PlanBench: An Extensible Benchmark for Evaluating Large Language Models on Planning and Reasoning about Change (2206.10498v4)

Published 21 Jun 2022 in cs.CL and cs.AI

Abstract: Generating plans of action, and reasoning about change have long been considered a core competence of intelligent agents. It is thus no surprise that evaluating the planning and reasoning capabilities of LLMs has become a hot topic of research. Most claims about LLM planning capabilities are however based on common sense tasks-where it becomes hard to tell whether LLMs are planning or merely retrieving from their vast world knowledge. There is a strong need for systematic and extensible planning benchmarks with sufficient diversity to evaluate whether LLMs have innate planning capabilities. Motivated by this, we propose PlanBench, an extensible benchmark suite based on the kinds of domains used in the automated planning community, especially in the International Planning Competition, to test the capabilities of LLMs in planning or reasoning about actions and change. PlanBench provides sufficient diversity in both the task domains and the specific planning capabilities. Our studies also show that on many critical capabilities-including plan generation-LLM performance falls quite short, even with the SOTA models. PlanBench can thus function as a useful marker of progress of LLMs in planning and reasoning.

PDF Abstract

Evaluating LLMs on Planning and Reasoning: Insights from PlanBench

The paper entitled "PlanBench: An Extensible Benchmark for Evaluating LLMs on Planning and Reasoning about Change" introduces PlanBench, a benchmark suite designed to systematically evaluate the planning and reasoning capabilities of LLMs. The research addresses a fundamental issue: the inadequacy of existing benchmarks to differentiate between genuine planning capabilities and mere knowledge retrieval based on training data. The authors propose PlanBench to overcome this limitation by providing a diverse set of planning tasks grounded in structured models.

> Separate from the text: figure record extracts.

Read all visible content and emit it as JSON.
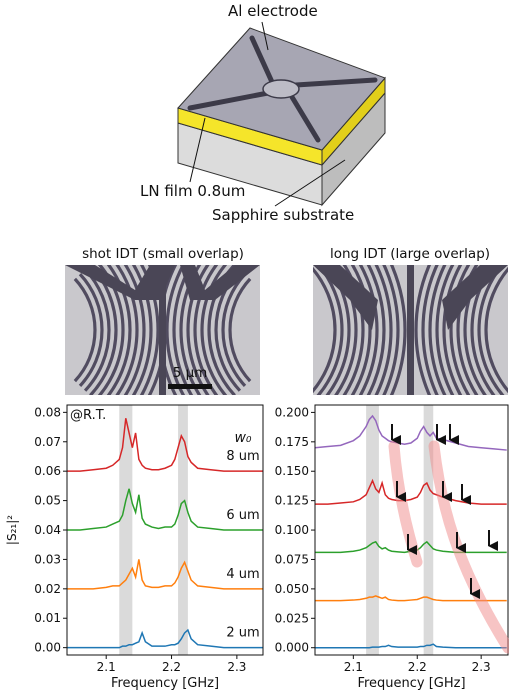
{
  "diagram": {
    "labels": [
      "Al electrode",
      "LN film 0.8um",
      "Sapphire substrate"
    ]
  },
  "micrographs": {
    "captions": [
      "shot IDT (small overlap)",
      "long IDT (large overlap)"
    ],
    "scale_bar": "5 µm"
  },
  "chart_data": [
    {
      "type": "line",
      "xlabel": "Frequency [GHz]",
      "ylabel": "|S₂₁|²",
      "annotations": [
        "@R.T.",
        "w₀"
      ],
      "xlim": [
        2.04,
        2.34
      ],
      "ylim": [
        -0.0025,
        0.0825
      ],
      "xticks": [
        2.1,
        2.2,
        2.3
      ],
      "yticks": [
        {
          "value": 0,
          "label": "0.00"
        },
        {
          "value": 0.01,
          "label": "0.01"
        },
        {
          "value": 0.02,
          "label": "0.02"
        },
        {
          "value": 0.03,
          "label": "0.03"
        },
        {
          "value": 0.04,
          "label": "0.04"
        },
        {
          "value": 0.05,
          "label": "0.05"
        },
        {
          "value": 0.06,
          "label": "0.06"
        },
        {
          "value": 0.07,
          "label": "0.07"
        },
        {
          "value": 0.08,
          "label": "0.08"
        }
      ],
      "highlight_ranges": [
        [
          2.12,
          2.14
        ],
        [
          2.21,
          2.225
        ]
      ],
      "x": [
        2.04,
        2.06,
        2.08,
        2.1,
        2.11,
        2.12,
        2.125,
        2.13,
        2.135,
        2.14,
        2.145,
        2.15,
        2.155,
        2.16,
        2.17,
        2.18,
        2.19,
        2.2,
        2.205,
        2.21,
        2.215,
        2.22,
        2.225,
        2.23,
        2.24,
        2.26,
        2.28,
        2.3,
        2.32,
        2.34
      ],
      "series": [
        {
          "name": "8 um",
          "color": "#d62728",
          "values": [
            0.06,
            0.06,
            0.0605,
            0.061,
            0.062,
            0.064,
            0.068,
            0.078,
            0.073,
            0.068,
            0.073,
            0.064,
            0.062,
            0.061,
            0.0605,
            0.0605,
            0.061,
            0.062,
            0.064,
            0.068,
            0.072,
            0.07,
            0.065,
            0.063,
            0.061,
            0.0605,
            0.06,
            0.06,
            0.06,
            0.06
          ]
        },
        {
          "name": "6 um",
          "color": "#2ca02c",
          "values": [
            0.04,
            0.04,
            0.0405,
            0.041,
            0.042,
            0.043,
            0.045,
            0.05,
            0.054,
            0.049,
            0.046,
            0.052,
            0.044,
            0.042,
            0.041,
            0.0405,
            0.041,
            0.041,
            0.042,
            0.045,
            0.049,
            0.05,
            0.046,
            0.043,
            0.041,
            0.0405,
            0.04,
            0.04,
            0.04,
            0.04
          ]
        },
        {
          "name": "4 um",
          "color": "#ff7f0e",
          "values": [
            0.02,
            0.02,
            0.02,
            0.0205,
            0.021,
            0.021,
            0.022,
            0.023,
            0.025,
            0.027,
            0.024,
            0.03,
            0.023,
            0.021,
            0.0205,
            0.0205,
            0.021,
            0.021,
            0.022,
            0.024,
            0.027,
            0.029,
            0.026,
            0.023,
            0.021,
            0.0205,
            0.02,
            0.02,
            0.02,
            0.02
          ]
        },
        {
          "name": "2 um",
          "color": "#1f77b4",
          "values": [
            0,
            0,
            0,
            0,
            0,
            0,
            0.0005,
            0.0005,
            0.001,
            0.001,
            0.0015,
            0.002,
            0.005,
            0.002,
            0.0005,
            0.0005,
            0.0005,
            0.001,
            0.001,
            0.0015,
            0.003,
            0.005,
            0.006,
            0.003,
            0.001,
            0.0005,
            0,
            0,
            0,
            0
          ]
        }
      ]
    },
    {
      "type": "line",
      "xlabel": "Frequency [GHz]",
      "xlim": [
        2.04,
        2.342
      ],
      "ylim": [
        -0.0062,
        0.2063
      ],
      "xticks": [
        2.1,
        2.2,
        2.3
      ],
      "yticks": [
        {
          "value": 0,
          "label": "0.000"
        },
        0.025,
        {
          "value": 0.05,
          "label": "0.050"
        },
        0.075,
        {
          "value": 0.1,
          "label": "0.100"
        },
        0.125,
        {
          "value": 0.15,
          "label": "0.150"
        },
        0.175,
        {
          "value": 0.2,
          "label": "0.200"
        }
      ],
      "highlight_ranges": [
        [
          2.12,
          2.14
        ],
        [
          2.21,
          2.225
        ]
      ],
      "x": [
        2.04,
        2.06,
        2.08,
        2.1,
        2.11,
        2.12,
        2.125,
        2.13,
        2.135,
        2.14,
        2.145,
        2.15,
        2.155,
        2.16,
        2.17,
        2.18,
        2.19,
        2.2,
        2.205,
        2.21,
        2.215,
        2.22,
        2.225,
        2.23,
        2.24,
        2.26,
        2.28,
        2.3,
        2.32,
        2.34
      ],
      "series": [
        {
          "color": "#9467bd",
          "values": [
            0.17,
            0.171,
            0.172,
            0.176,
            0.18,
            0.188,
            0.194,
            0.197,
            0.193,
            0.185,
            0.18,
            0.178,
            0.176,
            0.175,
            0.174,
            0.173,
            0.174,
            0.178,
            0.184,
            0.188,
            0.183,
            0.18,
            0.183,
            0.178,
            0.177,
            0.174,
            0.171,
            0.17,
            0.169,
            0.168
          ]
        },
        {
          "color": "#d62728",
          "values": [
            0.122,
            0.122,
            0.123,
            0.124,
            0.126,
            0.13,
            0.136,
            0.142,
            0.135,
            0.132,
            0.14,
            0.13,
            0.127,
            0.126,
            0.125,
            0.125,
            0.126,
            0.128,
            0.132,
            0.138,
            0.14,
            0.134,
            0.131,
            0.13,
            0.128,
            0.125,
            0.123,
            0.122,
            0.122,
            0.122
          ]
        },
        {
          "color": "#2ca02c",
          "values": [
            0.081,
            0.081,
            0.081,
            0.082,
            0.083,
            0.085,
            0.087,
            0.089,
            0.09,
            0.086,
            0.084,
            0.085,
            0.083,
            0.082,
            0.0815,
            0.081,
            0.082,
            0.083,
            0.085,
            0.088,
            0.09,
            0.087,
            0.084,
            0.083,
            0.082,
            0.081,
            0.081,
            0.081,
            0.081,
            0.081
          ]
        },
        {
          "color": "#ff7f0e",
          "values": [
            0.04,
            0.04,
            0.04,
            0.0405,
            0.041,
            0.042,
            0.043,
            0.043,
            0.044,
            0.043,
            0.042,
            0.043,
            0.041,
            0.0405,
            0.04,
            0.04,
            0.0405,
            0.041,
            0.042,
            0.043,
            0.043,
            0.042,
            0.041,
            0.0405,
            0.04,
            0.04,
            0.04,
            0.04,
            0.04,
            0.04
          ]
        },
        {
          "color": "#1f77b4",
          "values": [
            0,
            0,
            0,
            0,
            0,
            0,
            0,
            0.0005,
            0.0005,
            0.0005,
            0.001,
            0.001,
            0.002,
            0.001,
            0.0005,
            0.0005,
            0.0005,
            0.0005,
            0.001,
            0.001,
            0.002,
            0.002,
            0.003,
            0.001,
            0.0005,
            0,
            0,
            0,
            0,
            0
          ]
        }
      ]
    }
  ]
}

The benchmark is motivated by the need to assess whether LLMs truly possess innate planning abilities. PlanBench is structured around well-defined domains from the automated planning community, particularly those used in the International Planning Competition (IPC). The framework focuses on testing various planning-oriented tasks such as plan generation, cost-optimal planning, and plan verification, among others.

PlanBench LLMs are evaluated on several core capabilities:

Plan Generation: Evaluates the LLM's ability to generate valid plans to achieve specified goals.
Cost-Optimal Planning: Assesses whether the LLM can generate the least costly plans.
Plan Verification: Tests whether the LLM can determine the validity of a given plan.
Reasoning About Plan Execution: Explores the LLM's capability to predict state outcomes from action sequences.
Robustness to Goal Reformulation: Investigates if LLMs can recognize goals presented differently.
Plan Reuse and Replanning: Examines the ability to reuse plans or adapt to unexpected changes.
Plan Generalization: Evaluates the model’s ability to infer patterns and generalize plans to new instances.

The implementation of PlanBench is based on familiar domains such as Blocksworld and Logistics, employing structured descriptions to ensure robustness in testing genuine planning capabilities. This allows for a comparative analysis of performance across different LLMs. The paper reports initial results from GPT-4 and Instruct-GPT3 on these domains, yielding suboptimal performance, thereby indicating that LLMs still struggle with basic planning tasks.

The implications of these results suggest that current LLMs are not yet equipped to handle nuanced reasoning about actions and change. The lack of significant proficiency in even simple planning tasks emphasizes the necessity of PlanBench as a benchmarking tool to measure and encourage the progress of LLMs in this domain.

The quantitative results highlight the performance gaps, with GPT-4 achieving only 34.3% accuracy in the Plan Generation task. Such metrics underscore the gap between anecdotal claims of LLM capabilities and their actual performance in structured evaluations like PlanBench.

In conclusion, PlanBench serves as a crucial step toward a more rigorous and systematic evaluation of LLMs in planning contexts. The framework's extensibility offers opportunities for future research to incorporate additional domains and refine evaluation metrics. This benchmark sets the stage for continued exploration into enhancing LLMs' reasoning abilities, presenting a clear pathway for the development of more capable AI systems in the future.